La madre de Rousseau, que era muy culta y había hecho estudios literarios, le transmitió al amamantarlo en su seno esa predestinación a las cosas del espíritu y esa valiente sensibilidad del alma que forman el fondo del carácter del elegante escritor. La madre de Rousseau había recibido de la naturaleza un espíritu delicado y de su padre un espíritu muy culto. Esta mujer descendía sin hipócrita vergüenza a las más humildes funciones del hogar, entregándose simultáneamente sin ninguna pretensión a las más sólidas y elegantes lecturas de la vida estudiosa. Desgraciadamente murió esa gran mujer antes de haber podido inspirar a su hijo todas sus virtudes. El padre de Rousseau, que había dejado a su esposa joven, bella y sola en Ginebra para hacerse relojero del serrallo en Constantinopla, infundió sin duda a su hijo su afición a las aventuras y al desorden. Estas dos filiaciones hicieron más tarde de Rousseau un niño impresionable, un escritor sublime, un soñador quimérico y un filósofo vicioso:

«No he sabido -dice él mismo- cómo sufrió mi padre la pérdida de mi madre; sé no obstante, que jamás llegó a consolarse de ella. Creía verla de nuevo en mí, sin poder olvidar que mi nacimiento le había costado la vida. Jamás me besó él que no conociera yo en sus suspiros y en sus abrazos convulsivos que un amargo pesar se mezclaba con sus caricias, no por ello menos tiernas. Juan Jacobo -me decía- hablemos de tu madre. ¿Cómo, padre, ya vamos a llorar? -exclamaba yo-, y estas solas palabras le arrancaban lágrimas. ¡Ah! -decía gimiendo-, devuélvemela, consuélame de su pérdida, calma el vacío que ella dejó en mi alma. ¿Te querría yo tanto si no fueras hijo suyo?
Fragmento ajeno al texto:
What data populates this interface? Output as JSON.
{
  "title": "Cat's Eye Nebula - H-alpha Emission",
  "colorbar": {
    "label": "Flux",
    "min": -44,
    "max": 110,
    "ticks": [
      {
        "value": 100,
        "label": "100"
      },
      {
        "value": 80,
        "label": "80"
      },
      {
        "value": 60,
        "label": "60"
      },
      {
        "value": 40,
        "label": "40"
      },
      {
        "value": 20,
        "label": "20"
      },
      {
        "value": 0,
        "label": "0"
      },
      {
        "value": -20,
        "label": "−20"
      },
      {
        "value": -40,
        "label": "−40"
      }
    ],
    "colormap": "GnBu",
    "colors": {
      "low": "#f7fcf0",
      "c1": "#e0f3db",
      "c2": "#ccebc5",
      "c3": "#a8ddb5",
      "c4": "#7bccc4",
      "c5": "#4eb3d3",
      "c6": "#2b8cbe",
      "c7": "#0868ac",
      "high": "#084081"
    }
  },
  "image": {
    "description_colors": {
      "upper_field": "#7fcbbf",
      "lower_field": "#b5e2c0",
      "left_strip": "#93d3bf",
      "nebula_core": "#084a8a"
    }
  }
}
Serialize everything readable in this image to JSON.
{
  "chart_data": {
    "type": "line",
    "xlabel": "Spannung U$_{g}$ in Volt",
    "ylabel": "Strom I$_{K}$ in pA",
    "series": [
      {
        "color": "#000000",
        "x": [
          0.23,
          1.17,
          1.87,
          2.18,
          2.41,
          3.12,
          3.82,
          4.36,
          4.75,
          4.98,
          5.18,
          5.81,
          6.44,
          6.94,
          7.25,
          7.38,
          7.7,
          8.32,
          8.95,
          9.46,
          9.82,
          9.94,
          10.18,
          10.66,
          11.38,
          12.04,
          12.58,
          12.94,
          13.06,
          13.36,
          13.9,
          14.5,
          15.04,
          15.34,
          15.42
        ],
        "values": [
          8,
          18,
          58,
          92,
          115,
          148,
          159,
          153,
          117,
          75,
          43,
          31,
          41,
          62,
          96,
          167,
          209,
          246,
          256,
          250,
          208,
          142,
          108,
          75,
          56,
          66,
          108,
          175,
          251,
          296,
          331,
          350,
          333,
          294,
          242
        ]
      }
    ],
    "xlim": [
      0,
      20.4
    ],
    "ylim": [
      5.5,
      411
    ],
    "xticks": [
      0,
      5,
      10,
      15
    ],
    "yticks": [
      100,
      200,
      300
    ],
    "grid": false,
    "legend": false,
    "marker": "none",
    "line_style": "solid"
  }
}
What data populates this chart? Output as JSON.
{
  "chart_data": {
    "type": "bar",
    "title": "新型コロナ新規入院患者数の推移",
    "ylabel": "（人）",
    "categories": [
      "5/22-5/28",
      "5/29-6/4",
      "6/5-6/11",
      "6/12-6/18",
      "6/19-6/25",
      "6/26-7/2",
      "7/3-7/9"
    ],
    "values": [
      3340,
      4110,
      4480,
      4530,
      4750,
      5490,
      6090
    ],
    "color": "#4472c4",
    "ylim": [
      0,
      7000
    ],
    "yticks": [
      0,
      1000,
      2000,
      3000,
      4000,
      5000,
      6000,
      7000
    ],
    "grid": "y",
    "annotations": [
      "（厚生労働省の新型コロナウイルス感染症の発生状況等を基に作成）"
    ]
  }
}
Mi madre había dejado novelas: mi padre y yo las leíamos después de cenar. Primero solo se trataba de ejercitarme en la lectura con libros amenos, mas en breve el interés se hizo tan vivo, que leíamos uno tras otro sin descanso y pasábamos las noches en esta ocupación. Creo que los libros nos parecían mejores porque habían sido escogidos por aquella inolvidable mujer».


Cuán deliciosas son estas líneas de Rousseau. ¡De qué modo sabe sacar interés de unas escenas íntimas que nada dirían a los seres vulgares! Un escritor semejante tiene que apoderarse indefectiblemente de los corazones, y moverlos a su antojo impeliéndoles hacia donde él quiera.

Si Rousseau fue desordenado en su vida y hasta frío de corazón es porque le faltaron en su infancia las caricias maternales. Si no hubiera muerto su madre, esta mujer superior le hubiera modelado, haciendo de él una obra perfecta.

¡Madres, no olvidéis cuán grande es vuestro poder sobre los seres a quienes dais la vida!

¡Madres, corregid a vuestros hijos desde muy niños para que no se diga más tarde que sus defectos son una copia de los vuestros!

Hacedlos antes que sabios, buenos. ¡Procurad inspirarles todas las virtudes practicándolas vosotras!

No hay sublime teoría que tenga en moral la fuerza del buen ejemplo.

Imitad a doña Berenguela la Grande, que supo hacer de su hijo un hombre eminente, un ser útil a su patria, un santo.